According to the Spanish newspaper, the Trump administration has engaged in a deliberate effort to deepen ties with European populist and far-right parties — not as a diplomatic sideshow but as a calculated element of a broader strategy to erode the institutional foundations of the European Union.
The parties in question span the European populist spectrum. Italy's governing coalition under Giorgia Meloni has maintained warm relations with Washington since Trump's return to office. Contacts with Marine Le Pen's Rassemblement National in France and Herbert Kickl's Freiheitliche Partei Österreichs in Austria have been documented. Similar outreach has been reported in relation to parties in Germany, the Netherlands, and Hungary, where Viktor Orbán's government has long been Moscow's most sympathetic voice within the EU.
The operational logic, as described by the El País investigation, is coherent if alarming. Parties that favour national sovereignty over supranational governance, that are sceptical of EU regulatory frameworks, and that have complicated or openly sympathetic relationships with Russia represent natural allies for an administration that has made no secret of its view that the EU is a geopolitical competitor rather than a strategic partner.

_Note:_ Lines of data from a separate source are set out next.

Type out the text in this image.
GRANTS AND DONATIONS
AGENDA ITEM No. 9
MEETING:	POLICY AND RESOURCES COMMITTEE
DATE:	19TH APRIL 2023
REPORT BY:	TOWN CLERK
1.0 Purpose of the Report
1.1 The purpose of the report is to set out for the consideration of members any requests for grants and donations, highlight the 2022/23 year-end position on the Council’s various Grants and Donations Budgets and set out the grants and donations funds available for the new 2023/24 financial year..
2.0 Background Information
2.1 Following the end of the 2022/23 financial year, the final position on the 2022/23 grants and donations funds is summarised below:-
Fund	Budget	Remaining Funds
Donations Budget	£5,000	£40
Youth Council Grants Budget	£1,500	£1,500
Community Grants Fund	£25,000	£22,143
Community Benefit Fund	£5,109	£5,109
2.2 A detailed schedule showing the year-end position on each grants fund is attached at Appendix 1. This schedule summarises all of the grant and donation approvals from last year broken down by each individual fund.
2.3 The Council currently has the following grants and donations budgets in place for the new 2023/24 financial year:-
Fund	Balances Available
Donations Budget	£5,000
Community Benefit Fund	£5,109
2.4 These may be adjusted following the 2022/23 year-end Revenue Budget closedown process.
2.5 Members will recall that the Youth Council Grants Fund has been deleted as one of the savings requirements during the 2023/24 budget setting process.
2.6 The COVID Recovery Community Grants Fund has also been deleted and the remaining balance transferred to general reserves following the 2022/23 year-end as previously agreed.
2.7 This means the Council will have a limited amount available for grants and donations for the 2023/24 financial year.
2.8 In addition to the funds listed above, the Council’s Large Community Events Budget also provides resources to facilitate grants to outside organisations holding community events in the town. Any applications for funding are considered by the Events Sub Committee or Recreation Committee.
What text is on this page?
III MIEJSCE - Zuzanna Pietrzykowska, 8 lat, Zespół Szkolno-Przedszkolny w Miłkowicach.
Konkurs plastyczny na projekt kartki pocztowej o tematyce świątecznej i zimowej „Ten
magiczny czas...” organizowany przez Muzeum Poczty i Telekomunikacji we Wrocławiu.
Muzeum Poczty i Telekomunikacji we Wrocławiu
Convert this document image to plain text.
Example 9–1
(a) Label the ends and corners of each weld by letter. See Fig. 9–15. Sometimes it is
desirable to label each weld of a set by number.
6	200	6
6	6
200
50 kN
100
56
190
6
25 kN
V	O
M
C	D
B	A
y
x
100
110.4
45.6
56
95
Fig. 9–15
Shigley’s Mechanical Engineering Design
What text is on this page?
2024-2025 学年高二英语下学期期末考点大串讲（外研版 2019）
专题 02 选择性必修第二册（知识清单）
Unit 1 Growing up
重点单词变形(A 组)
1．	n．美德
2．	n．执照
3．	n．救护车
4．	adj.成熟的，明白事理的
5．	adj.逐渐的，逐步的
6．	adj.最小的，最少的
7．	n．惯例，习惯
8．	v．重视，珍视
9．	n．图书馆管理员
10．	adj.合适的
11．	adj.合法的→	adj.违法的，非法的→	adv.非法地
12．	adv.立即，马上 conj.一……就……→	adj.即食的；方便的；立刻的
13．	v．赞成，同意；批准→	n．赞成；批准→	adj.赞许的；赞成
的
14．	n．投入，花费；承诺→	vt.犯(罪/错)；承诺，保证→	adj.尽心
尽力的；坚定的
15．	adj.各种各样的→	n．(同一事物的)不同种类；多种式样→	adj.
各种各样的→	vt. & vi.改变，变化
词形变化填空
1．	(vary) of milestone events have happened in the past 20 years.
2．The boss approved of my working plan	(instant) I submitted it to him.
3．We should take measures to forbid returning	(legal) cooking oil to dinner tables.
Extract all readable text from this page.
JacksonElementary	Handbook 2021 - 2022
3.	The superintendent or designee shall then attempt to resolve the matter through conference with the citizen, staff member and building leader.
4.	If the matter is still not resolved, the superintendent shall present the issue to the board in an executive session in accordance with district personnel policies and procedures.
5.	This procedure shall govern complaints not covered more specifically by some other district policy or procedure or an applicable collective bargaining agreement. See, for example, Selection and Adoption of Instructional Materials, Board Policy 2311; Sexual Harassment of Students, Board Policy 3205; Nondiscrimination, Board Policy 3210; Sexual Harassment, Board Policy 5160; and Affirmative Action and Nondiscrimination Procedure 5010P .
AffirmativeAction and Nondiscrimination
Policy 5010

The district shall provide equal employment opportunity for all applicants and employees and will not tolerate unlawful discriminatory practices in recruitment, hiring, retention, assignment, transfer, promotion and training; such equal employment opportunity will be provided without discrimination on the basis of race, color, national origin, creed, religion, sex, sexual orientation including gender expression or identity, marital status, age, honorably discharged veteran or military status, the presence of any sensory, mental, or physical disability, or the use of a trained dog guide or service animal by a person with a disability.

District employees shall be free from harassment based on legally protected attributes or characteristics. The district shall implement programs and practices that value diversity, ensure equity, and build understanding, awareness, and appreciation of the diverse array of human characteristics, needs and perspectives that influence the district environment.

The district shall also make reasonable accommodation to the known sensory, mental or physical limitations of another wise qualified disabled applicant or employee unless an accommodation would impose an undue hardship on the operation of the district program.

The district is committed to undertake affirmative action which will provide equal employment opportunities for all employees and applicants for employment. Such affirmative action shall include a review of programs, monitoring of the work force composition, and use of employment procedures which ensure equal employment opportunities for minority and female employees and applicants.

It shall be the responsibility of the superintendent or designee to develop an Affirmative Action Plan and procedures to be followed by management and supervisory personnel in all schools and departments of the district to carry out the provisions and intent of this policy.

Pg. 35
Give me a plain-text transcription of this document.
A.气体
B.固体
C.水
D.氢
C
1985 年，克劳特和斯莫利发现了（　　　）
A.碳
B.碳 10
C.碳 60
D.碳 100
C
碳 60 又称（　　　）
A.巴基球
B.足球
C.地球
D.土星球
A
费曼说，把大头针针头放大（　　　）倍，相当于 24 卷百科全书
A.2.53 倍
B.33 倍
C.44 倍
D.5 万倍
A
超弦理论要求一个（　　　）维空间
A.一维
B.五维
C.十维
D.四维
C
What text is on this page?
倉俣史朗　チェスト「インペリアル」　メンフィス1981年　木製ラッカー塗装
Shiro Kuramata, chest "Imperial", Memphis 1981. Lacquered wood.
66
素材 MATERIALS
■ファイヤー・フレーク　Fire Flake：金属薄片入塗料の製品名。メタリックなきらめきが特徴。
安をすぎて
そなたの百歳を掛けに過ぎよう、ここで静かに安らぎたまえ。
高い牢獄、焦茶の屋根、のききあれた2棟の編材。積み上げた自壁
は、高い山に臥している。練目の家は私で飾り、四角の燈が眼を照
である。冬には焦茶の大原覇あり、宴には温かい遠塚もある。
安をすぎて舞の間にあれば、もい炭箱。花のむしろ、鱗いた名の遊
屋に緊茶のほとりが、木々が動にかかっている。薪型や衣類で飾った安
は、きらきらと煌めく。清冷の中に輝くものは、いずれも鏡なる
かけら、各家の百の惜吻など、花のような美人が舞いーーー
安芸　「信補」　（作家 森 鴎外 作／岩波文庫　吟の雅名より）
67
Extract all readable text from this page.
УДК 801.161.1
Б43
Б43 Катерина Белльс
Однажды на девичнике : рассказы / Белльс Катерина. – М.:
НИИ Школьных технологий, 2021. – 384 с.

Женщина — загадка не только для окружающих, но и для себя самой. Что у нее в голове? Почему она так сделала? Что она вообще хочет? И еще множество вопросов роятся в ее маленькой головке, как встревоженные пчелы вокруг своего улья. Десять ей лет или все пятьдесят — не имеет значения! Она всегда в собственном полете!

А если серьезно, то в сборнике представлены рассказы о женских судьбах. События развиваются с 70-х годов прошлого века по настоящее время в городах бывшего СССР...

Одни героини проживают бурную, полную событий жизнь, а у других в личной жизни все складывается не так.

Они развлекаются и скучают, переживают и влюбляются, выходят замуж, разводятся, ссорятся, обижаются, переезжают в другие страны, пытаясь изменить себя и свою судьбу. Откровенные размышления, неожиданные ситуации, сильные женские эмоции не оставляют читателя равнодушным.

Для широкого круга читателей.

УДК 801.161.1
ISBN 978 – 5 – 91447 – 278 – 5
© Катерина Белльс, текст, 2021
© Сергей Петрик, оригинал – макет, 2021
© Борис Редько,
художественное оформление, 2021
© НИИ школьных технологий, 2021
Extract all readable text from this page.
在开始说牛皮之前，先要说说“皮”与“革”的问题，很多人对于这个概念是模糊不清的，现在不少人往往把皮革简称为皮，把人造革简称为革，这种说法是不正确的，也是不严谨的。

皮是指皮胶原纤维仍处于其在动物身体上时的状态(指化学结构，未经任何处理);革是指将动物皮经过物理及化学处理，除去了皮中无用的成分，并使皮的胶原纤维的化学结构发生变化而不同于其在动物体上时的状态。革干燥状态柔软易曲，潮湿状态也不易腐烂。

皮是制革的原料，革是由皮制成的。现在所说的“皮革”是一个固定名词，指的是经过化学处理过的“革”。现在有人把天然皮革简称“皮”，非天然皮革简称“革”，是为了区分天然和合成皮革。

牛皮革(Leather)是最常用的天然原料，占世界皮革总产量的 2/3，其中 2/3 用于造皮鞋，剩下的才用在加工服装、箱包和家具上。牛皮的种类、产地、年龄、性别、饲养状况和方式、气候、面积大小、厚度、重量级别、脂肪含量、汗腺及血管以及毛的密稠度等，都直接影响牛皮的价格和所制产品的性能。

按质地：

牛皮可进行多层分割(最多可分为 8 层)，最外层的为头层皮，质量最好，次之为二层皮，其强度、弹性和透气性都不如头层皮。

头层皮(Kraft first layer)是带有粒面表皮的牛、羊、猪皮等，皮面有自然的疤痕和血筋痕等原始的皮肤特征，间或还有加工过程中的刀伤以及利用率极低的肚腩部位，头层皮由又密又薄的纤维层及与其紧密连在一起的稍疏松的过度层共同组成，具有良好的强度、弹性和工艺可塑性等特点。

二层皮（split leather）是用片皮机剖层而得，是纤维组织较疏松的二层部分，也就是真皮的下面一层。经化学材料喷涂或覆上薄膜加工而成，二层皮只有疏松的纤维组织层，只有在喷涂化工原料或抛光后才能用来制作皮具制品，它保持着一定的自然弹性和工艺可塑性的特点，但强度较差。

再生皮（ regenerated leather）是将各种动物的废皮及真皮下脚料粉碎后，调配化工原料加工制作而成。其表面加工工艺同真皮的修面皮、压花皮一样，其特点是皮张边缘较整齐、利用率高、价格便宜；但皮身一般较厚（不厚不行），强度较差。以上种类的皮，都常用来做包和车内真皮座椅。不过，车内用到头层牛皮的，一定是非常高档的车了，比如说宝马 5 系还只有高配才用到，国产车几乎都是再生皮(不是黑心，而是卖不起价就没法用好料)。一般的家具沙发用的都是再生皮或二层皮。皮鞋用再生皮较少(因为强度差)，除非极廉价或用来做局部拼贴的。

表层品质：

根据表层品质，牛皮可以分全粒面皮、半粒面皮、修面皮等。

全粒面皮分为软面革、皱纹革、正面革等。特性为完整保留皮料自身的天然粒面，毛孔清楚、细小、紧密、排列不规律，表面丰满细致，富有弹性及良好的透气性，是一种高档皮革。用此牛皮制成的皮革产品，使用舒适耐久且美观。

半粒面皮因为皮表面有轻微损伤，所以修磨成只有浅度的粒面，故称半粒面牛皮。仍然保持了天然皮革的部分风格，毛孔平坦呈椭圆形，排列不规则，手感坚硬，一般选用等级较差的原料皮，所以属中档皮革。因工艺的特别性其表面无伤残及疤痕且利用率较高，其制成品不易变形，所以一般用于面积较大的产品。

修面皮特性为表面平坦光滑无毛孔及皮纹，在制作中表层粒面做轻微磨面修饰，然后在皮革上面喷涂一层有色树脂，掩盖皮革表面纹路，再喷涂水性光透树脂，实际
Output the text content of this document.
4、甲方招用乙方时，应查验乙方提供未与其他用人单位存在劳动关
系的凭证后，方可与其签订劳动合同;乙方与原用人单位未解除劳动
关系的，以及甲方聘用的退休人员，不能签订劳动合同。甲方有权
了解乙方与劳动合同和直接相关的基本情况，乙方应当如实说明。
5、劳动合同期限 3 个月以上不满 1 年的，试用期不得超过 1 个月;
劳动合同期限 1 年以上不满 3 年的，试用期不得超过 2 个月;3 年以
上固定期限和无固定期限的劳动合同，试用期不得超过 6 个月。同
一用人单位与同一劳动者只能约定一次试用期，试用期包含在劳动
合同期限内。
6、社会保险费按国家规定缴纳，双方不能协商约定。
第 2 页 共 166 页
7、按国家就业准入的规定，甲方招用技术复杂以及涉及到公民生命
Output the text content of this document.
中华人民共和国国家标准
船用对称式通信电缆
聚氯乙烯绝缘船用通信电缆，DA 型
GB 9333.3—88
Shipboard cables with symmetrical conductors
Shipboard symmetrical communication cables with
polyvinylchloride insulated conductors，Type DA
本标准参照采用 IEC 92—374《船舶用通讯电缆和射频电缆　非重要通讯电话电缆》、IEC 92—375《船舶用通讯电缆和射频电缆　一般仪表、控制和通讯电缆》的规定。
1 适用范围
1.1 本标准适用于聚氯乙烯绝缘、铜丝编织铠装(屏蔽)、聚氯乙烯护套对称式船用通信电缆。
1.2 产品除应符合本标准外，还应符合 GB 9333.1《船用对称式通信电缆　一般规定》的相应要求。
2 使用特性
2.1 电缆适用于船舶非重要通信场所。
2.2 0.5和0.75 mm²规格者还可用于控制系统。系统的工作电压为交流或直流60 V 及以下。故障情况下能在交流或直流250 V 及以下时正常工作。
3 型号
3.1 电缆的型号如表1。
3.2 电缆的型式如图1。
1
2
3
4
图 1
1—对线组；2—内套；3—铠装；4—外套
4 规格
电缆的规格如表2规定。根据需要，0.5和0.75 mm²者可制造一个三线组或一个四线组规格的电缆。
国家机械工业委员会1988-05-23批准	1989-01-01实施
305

At the Munich Security Conference, American officials publicly endorsed the principle of European security — while simultaneously, according to sources cited by El País, cultivating networks of political actors whose programme explicitly runs counter to the multilateral frameworks that underpin that very security architecture. The juxtaposition was not lost on European observers present at both the official and unofficial sessions.
The implications for EU solidarity on Ukraine are severe and must be stated plainly. The Union's ability to maintain a coherent collective response to Russia's invasion — including the sanctions architecture that has imposed real costs on the Russian economy — depends on unanimity among its 27 member states. Governments aligned with the administration's preferred political actors have, in several cases, already used their veto positions to complicate or delay EU-level decisions on Ukraine assistance and Russian sanctions renewal.
European centrist governments have begun to push back, though the tools available to them are limited. France and Germany have separately signalled preparedness to proceed on defence cooperation frameworks that exclude member states deemed unreliable. The idea of a coalition of the willing within the EU — or a core Europe that moves ahead without its more reluctant members — has resurfaced in Brussels policy discussions for the first time in years.
The broader historical context cannot be ignored. To understand today's headlines, we must look at yesterday's decisions. American support for European integration was a cornerstone of postwar foreign policy for seven decades — from the Marshall Plan through the post-Cold War enlargement that brought Central and Eastern European nations into both NATO and the EU. The current administration represents a categorical departure from that posture. Whether European institutions can withstand pressure from both outside and from within their own membership is the defining question of this political moment.